Um estudo do Instituto Socioambiental (ISA) e da Coordenação Nacional de Articulação das Comunidades Negras Rurais Quilombolas (Conaq) mostrou que a sobreposição de Cadastros Ambientais Rurais (CARs) de imóveis privados incide em 43% da área total de 29 territórios quilombolas no Vale do Ribeira, em São Paulo. Segundo a análise, 393 imóveis particulares estão sobrepostos. No total, existem 33 comunidades quilombolas no Ribeira, sendo que quatro ainda não tiveram apoio da Fundação Instituto de Terras do Estado de São Paulo (Itesp) — órgão responsável pelas políticas agrária e fundiária no estado.

O quilombo com o maior número de registros de CAR de terceiros em sobreposição foi Abobral Margem Esquerda, com 68 registros. Destaca-se, também, os casos de Poça, com 35 registros em sobreposição, e Reginaldo, com 37 registros em sobreposição. Nos quilombos de Aldeia, Bombas, Mandira e Peropava, a área de sobreposição de CARs particulares é superior a 90% dos territórios quilombolas, como aponta o mapa:



Este cenário se deve aos diversos obstáculos encontrados pelos quilombolas para a implementação do CAR nos territórios do Vale do Ribeira. Segundo os pesquisadores, há um descompasso no registro entre as propriedades privadas rurais e quilombolas, uma vez que o CAR foi estruturado para atender demandas relativas a imóveis individuais, não dos territórios coletivos quilombolas.

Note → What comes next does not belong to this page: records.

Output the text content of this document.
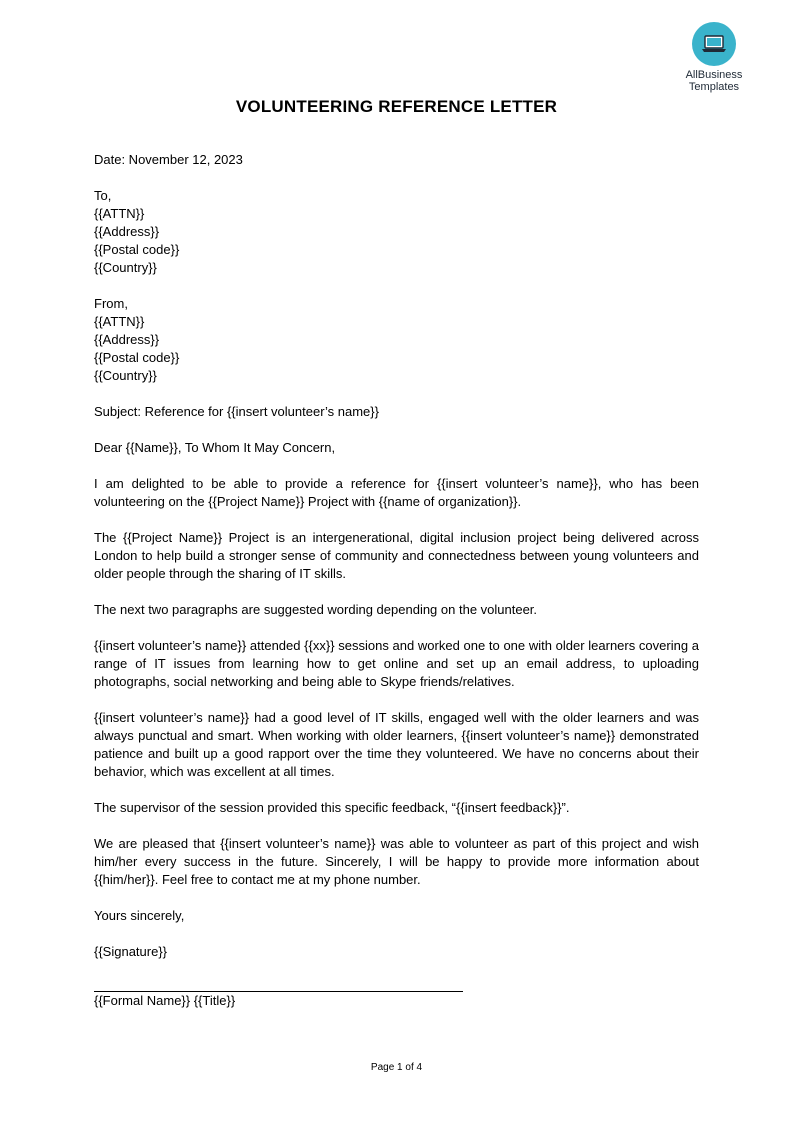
AllBusiness
Templates
VOLUNTEERING REFERENCE LETTER

Date: November 12, 2023

To,

{{ATTN}}

{{Address}}

{{Postal code}}

{{Country}}

From,

{{ATTN}}

{{Address}}

{{Postal code}}

{{Country}}

Subject: Reference for {{insert volunteer’s name}}

Dear {{Name}}, To Whom It May Concern,

I am delighted to be able to provide a reference for {{insert volunteer’s name}}, who has been volunteering on the {{Project Name}} Project with {{name of organization}}.

The {{Project Name}} Project is an intergenerational, digital inclusion project being delivered across London to help build a stronger sense of community and connectedness between young volunteers and older people through the sharing of IT skills.

The next two paragraphs are suggested wording depending on the volunteer.

{{insert volunteer’s name}} attended {{xx}} sessions and worked one to one with older learners covering a range of IT issues from learning how to get online and set up an email address, to uploading photographs, social networking and being able to Skype friends/relatives.

{{insert volunteer’s name}} had a good level of IT skills, engaged well with the older learners and was always punctual and smart. When working with older learners, {{insert volunteer’s name}} demonstrated patience and built up a good rapport over the time they volunteered. We have no concerns about their behavior, which was excellent at all times.

The supervisor of the session provided this specific feedback, “{{insert feedback}}”.

We are pleased that {{insert volunteer’s name}} was able to volunteer as part of this project and wish him/her every success in the future. Sincerely, I will be happy to provide more information about {{him/her}}. Feel free to contact me at my phone number.

Yours sincerely,

{{Signature}}

{{Formal Name}} {{Title}}

Page 1 of 4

Quando o novo Código Florestal foi aprovado, em 2012, as comunidades quilombolas do Vale do Ribeira precisaram se adequar à nova norma, que tornava obrigatório o registro no CAR. O código prevê que, no caso da agricultura familiar e de povos e comunidades tradicionais, incluindo quilombolas, o poder público tem a obrigação de apoiar a inscrição da agricultura familiar e dos territórios coletivos no CAR.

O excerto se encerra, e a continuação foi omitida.